Debiopharm is a drug development expert with an evolving radioligand therapy pipeline and strong pre-clinical and clinical competence in this field. Their unique business model allows Debiopharm to continuously bridge the gap between innovative discoveries and leading pharmaceutical companies for commercialization. As the globally leading manufacturer of n.c.a. Lutetium-177 and with a broad pipeline of radiopharmaceutical diagnostic and therapeutic candidates, ITM will use its production capabilities and clinical expertise to advance this theranostic pair.

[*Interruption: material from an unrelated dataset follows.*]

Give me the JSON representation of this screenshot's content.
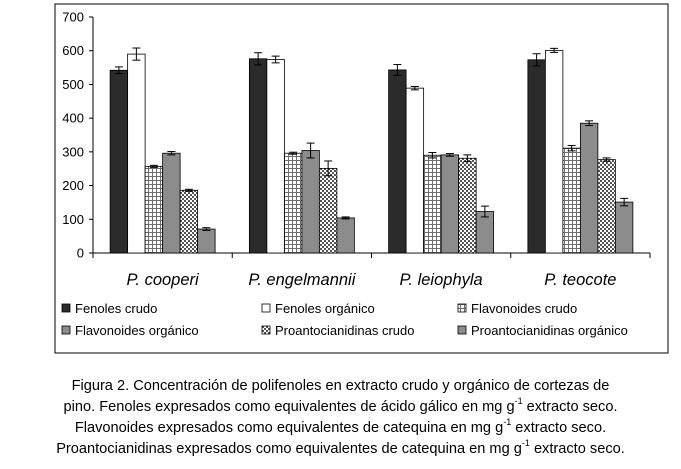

"Patients with advanced renal cancer often have a long and difficult journey, with recurrence after surgery not infrequent and limited treatment options following immune-oncology or tyrosine kinase inhibitor therapy. I have high hopes for trials like GaLuCi will finally shift the odds defining both a new PET/CT scan and targeted treatment option," said Prof. Michael Hofman, Peter MacCallum Cancer of Melbourne and investigator of the Phase 1/2 GaLuCi study.

"Theranostic approaches are a very exciting treatment modality for patients with hard-to-treat malignancies due to their potential to target specific surface proteins, often regardless of tumor origin. This technique has been shown to improve outcomes for patients with advanced-staged prostate cancer and we are hoping to bring it to the forefront of treatment for kidney cancer," added Darren R. Feldman, MD, Medical Oncologist, Genitourinary Oncology Service at Memorial Sloan Kettering Cancer Center and investigator of the Phase 1/2 GaLuCi study.

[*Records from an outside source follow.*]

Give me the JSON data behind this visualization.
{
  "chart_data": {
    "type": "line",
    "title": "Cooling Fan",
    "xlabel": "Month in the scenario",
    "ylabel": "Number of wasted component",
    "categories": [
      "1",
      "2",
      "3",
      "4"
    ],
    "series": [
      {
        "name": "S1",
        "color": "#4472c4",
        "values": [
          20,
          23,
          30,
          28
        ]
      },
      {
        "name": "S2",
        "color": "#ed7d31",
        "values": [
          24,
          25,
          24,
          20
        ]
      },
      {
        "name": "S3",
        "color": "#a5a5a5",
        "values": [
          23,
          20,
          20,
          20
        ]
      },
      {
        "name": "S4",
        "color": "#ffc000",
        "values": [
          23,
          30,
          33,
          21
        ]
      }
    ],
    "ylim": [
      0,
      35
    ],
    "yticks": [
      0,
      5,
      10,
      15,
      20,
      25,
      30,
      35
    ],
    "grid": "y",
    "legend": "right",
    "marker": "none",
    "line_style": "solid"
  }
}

About ITM-91/ ITM-94D (Debio 0228/0328)

ITM-91/ ITM-94D (Debio 0228/0328) is an investigational theranostic pair originally discovered by 3B Pharmaceuticals GmbH and now exclusively licensed to ITM. ITM-94D (Debio 0328) ([68Ga]Ga-DPI-4452) is a PET imaging agent that may be used independently and is designed to identify patients whose cancers overexpress CA IX. Once identified, these patients may be treated with the lutetium-labelled radioligand, ITM-91 (Debio 0228) ([177Lu]Lu-DPI-4452), which is designed to deliver targeted radiation to the tumor with the aim to destroy it from the inside.

About the GaLuCi trial

The GaLuCi trial is the first-in-human, multicenter, non-randomized phase 1/2 clinical trial assessing safety and tolerability, imaging characteristics, and the efficacy of the theranostic pair ITM-91/ ITM-94D (Debio 0228/0328) in patients with unresectable, locally advanced, or metastatic solid tumors. This theranostic trial is being carried out in three stages. The ongoing Part A is evaluating the safety and performance of the imaging agent in detecting CA IX-expressing solid tumors. Part B will assess escalating doses of the therapeutic agent, ITM-91 (Debio 0228) in patients, whose tumors show high uptake of imaging tracer. Finally, based on the recommended dose from Part B, Part C of the study will further assess the safety and preliminary efficacy of ITM-91 (Debio 0228) in ccRCC, PDAC and CRC.